We’ve come to the end of my talk but it’s not truly the end.

Acceptance testing is a complex beast and requires you to think differently about processes and failure, compared to integration and unit testing. We need to instrument our tests differently, realise that test failure may be out of our direct control, BUT these tests can give us significant value; and confidence that our users will not see unexpected behaviour.

Confidence that you can make changes easily, Confidence that you can deploy safely, Confidence you won’t break stuff.

I showed examples of OAT, OVT and UAT tests in a real world example, using some modern tooling like Docker. And how we can take tools outside of the PowerShell world and apply some of their principles and techniques. Acceptance testing is more than just tests, but can form the basis for compliance audits and on-demand automated troubleshooting, even when out of the office. But this is just the beginning…

Learning testing is a “lifetime” software skill.

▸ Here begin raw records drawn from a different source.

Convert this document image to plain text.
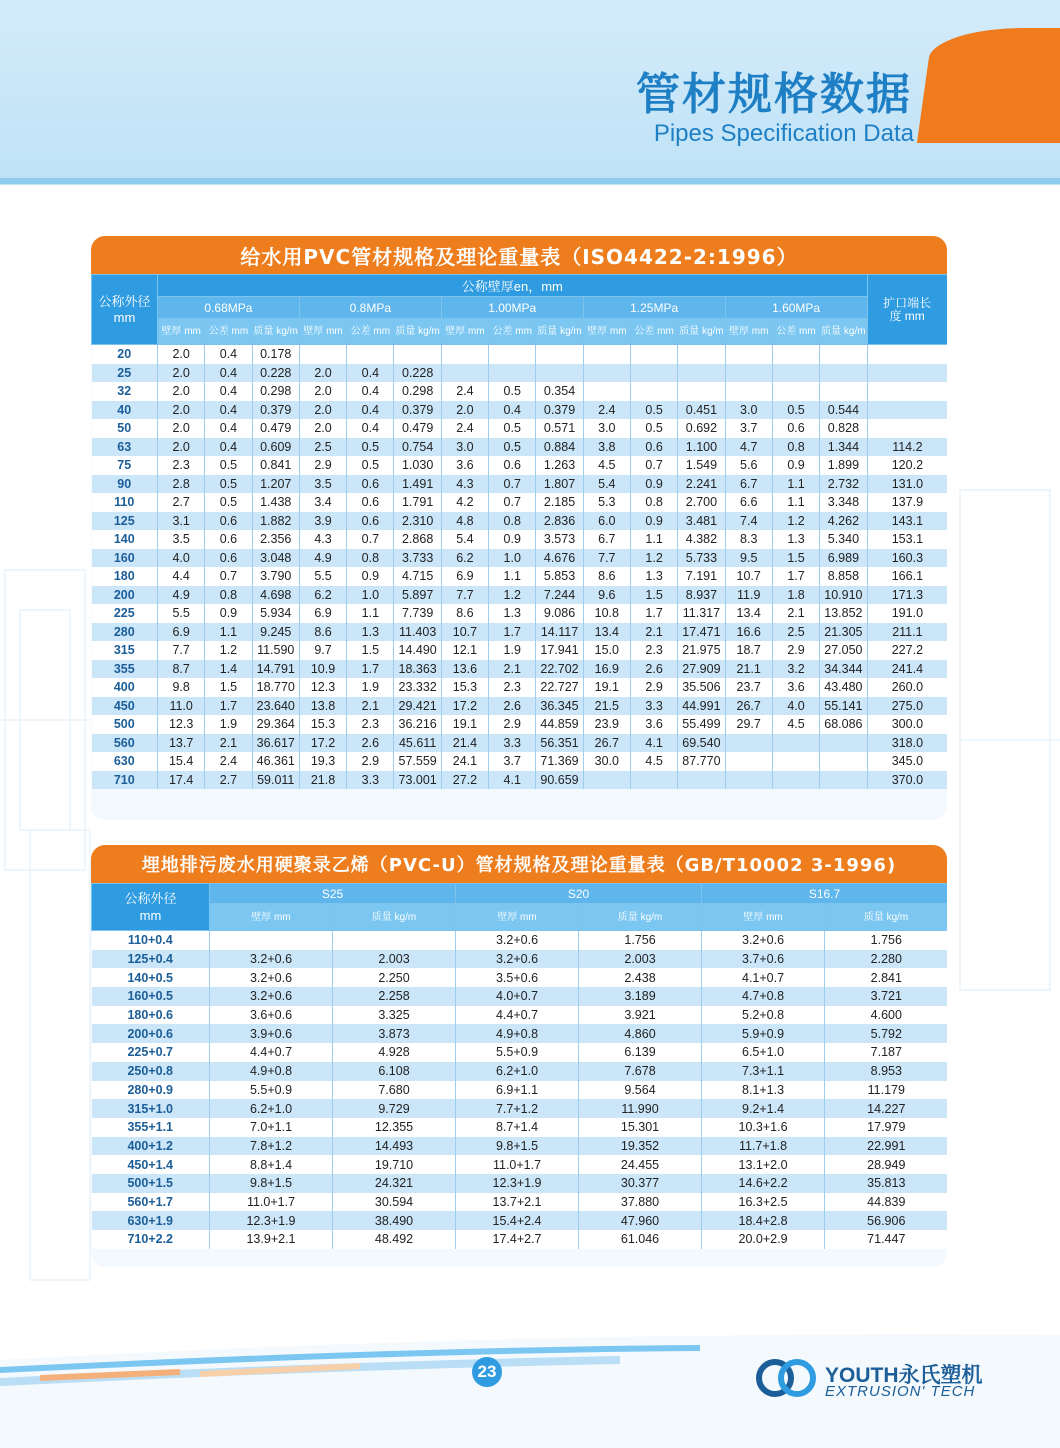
管材规格数据
Pipes Specification Data
给水用PVC管材规格及理论重量表（ISO4422-2:1996）
公称外径 mm	公称壁厚en，mm															扩口端长度 mm
	0.68MPa			0.8MPa			1.00MPa			1.25MPa			1.60MPa			
	壁厚 mm	公差 mm	质量 kg/m	壁厚 mm	公差 mm	质量 kg/m	壁厚 mm	公差 mm	质量 kg/m	壁厚 mm	公差 mm	质量 kg/m	壁厚 mm	公差 mm	质量 kg/m	
20	2.0	0.4	0.178													
25	2.0	0.4	0.228	2.0	0.4	0.228										
32	2.0	0.4	0.298	2.0	0.4	0.298	2.4	0.5	0.354							
40	2.0	0.4	0.379	2.0	0.4	0.379	2.0	0.4	0.379	2.4	0.5	0.451	3.0	0.5	0.544	
50	2.0	0.4	0.479	2.0	0.4	0.479	2.4	0.5	0.571	3.0	0.5	0.692	3.7	0.6	0.828	
63	2.0	0.4	0.609	2.5	0.5	0.754	3.0	0.5	0.884	3.8	0.6	1.100	4.7	0.8	1.344	114.2
75	2.3	0.5	0.841	2.9	0.5	1.030	3.6	0.6	1.263	4.5	0.7	1.549	5.6	0.9	1.899	120.2
90	2.8	0.5	1.207	3.5	0.6	1.491	4.3	0.7	1.807	5.4	0.9	2.241	6.7	1.1	2.732	131.0
110	2.7	0.5	1.438	3.4	0.6	1.791	4.2	0.7	2.185	5.3	0.8	2.700	6.6	1.1	3.348	137.9
125	3.1	0.6	1.882	3.9	0.6	2.310	4.8	0.8	2.836	6.0	0.9	3.481	7.4	1.2	4.262	143.1
140	3.5	0.6	2.356	4.3	0.7	2.868	5.4	0.9	3.573	6.7	1.1	4.382	8.3	1.3	5.340	153.1
160	4.0	0.6	3.048	4.9	0.8	3.733	6.2	1.0	4.676	7.7	1.2	5.733	9.5	1.5	6.989	160.3
180	4.4	0.7	3.790	5.5	0.9	4.715	6.9	1.1	5.853	8.6	1.3	7.191	10.7	1.7	8.858	166.1
200	4.9	0.8	4.698	6.2	1.0	5.897	7.7	1.2	7.244	9.6	1.5	8.937	11.9	1.8	10.910	171.3
225	5.5	0.9	5.934	6.9	1.1	7.739	8.6	1.3	9.086	10.8	1.7	11.317	13.4	2.1	13.852	191.0
280	6.9	1.1	9.245	8.6	1.3	11.403	10.7	1.7	14.117	13.4	2.1	17.471	16.6	2.5	21.305	211.1
315	7.7	1.2	11.590	9.7	1.5	14.490	12.1	1.9	17.941	15.0	2.3	21.975	18.7	2.9	27.050	227.2
355	8.7	1.4	14.791	10.9	1.7	18.363	13.6	2.1	22.702	16.9	2.6	27.909	21.1	3.2	34.344	241.4
400	9.8	1.5	18.770	12.3	1.9	23.332	15.3	2.3	22.727	19.1	2.9	35.506	23.7	3.6	43.480	260.0
450	11.0	1.7	23.640	13.8	2.1	29.421	17.2	2.6	36.345	21.5	3.3	44.991	26.7	4.0	55.141	275.0
500	12.3	1.9	29.364	15.3	2.3	36.216	19.1	2.9	44.859	23.9	3.6	55.499	29.7	4.5	68.086	300.0
560	13.7	2.1	36.617	17.2	2.6	45.611	21.4	3.3	56.351	26.7	4.1	69.540				318.0
630	15.4	2.4	46.361	19.3	2.9	57.559	24.1	3.7	71.369	30.0	4.5	87.770				345.0
710	17.4	2.7	59.011	21.8	3.3	73.001	27.2	4.1	90.659							370.0
埋地排污废水用硬聚录乙烯（PVC-U）管材规格及理论重量表（GB/T10002 3-1996)
公称外径 mm	S25		S20		S16.7	
	壁厚 mm	质量 kg/m	壁厚 mm	质量 kg/m	壁厚 mm	质量 kg/m
110+0.4			3.2+0.6	1.756	3.2+0.6	1.756
125+0.4	3.2+0.6	2.003	3.2+0.6	2.003	3.7+0.6	2.280
140+0.5	3.2+0.6	2.250	3.5+0.6	2.438	4.1+0.7	2.841
160+0.5	3.2+0.6	2.258	4.0+0.7	3.189	4.7+0.8	3.721
180+0.6	3.6+0.6	3.325	4.4+0.7	3.921	5.2+0.8	4.600
200+0.6	3.9+0.6	3.873	4.9+0.8	4.860	5.9+0.9	5.792
225+0.7	4.4+0.7	4.928	5.5+0.9	6.139	6.5+1.0	7.187
250+0.8	4.9+0.8	6.108	6.2+1.0	7.678	7.3+1.1	8.953
280+0.9	5.5+0.9	7.680	6.9+1.1	9.564	8.1+1.3	11.179
315+1.0	6.2+1.0	9.729	7.7+1.2	11.990	9.2+1.4	14.227
355+1.1	7.0+1.1	12.355	8.7+1.4	15.301	10.3+1.6	17.979
400+1.2	7.8+1.2	14.493	9.8+1.5	19.352	11.7+1.8	22.991
450+1.4	8.8+1.4	19.710	11.0+1.7	24.455	13.1+2.0	28.949
500+1.5	9.8+1.5	24.321	12.3+1.9	30.377	14.6+2.2	35.813
560+1.7	11.0+1.7	30.594	13.7+2.1	37.880	16.3+2.5	44.839
630+1.9	12.3+1.9	38.490	15.4+2.4	47.960	18.4+2.8	56.906
710+2.2	13.9+2.1	48.492	17.4+2.7	61.046	20.0+2.9	71.447
23	YOUTH永氏塑机
EXTRUSION' TECH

You can take what you’ve seen today and apply it to C#, Python, Ruby and Typescript. It’s not just a PowerShell thing. I like this picture because even though she’s at the mountain and can’t go any higher, the flag says “Keep Exploring”. And I’d like you to keep this in mind. Keep looking, to find better ways to test, to reduce your test suite and still give you the same confidence that your code does what it’s supposed to do.

Keep exploring this large world of software testing!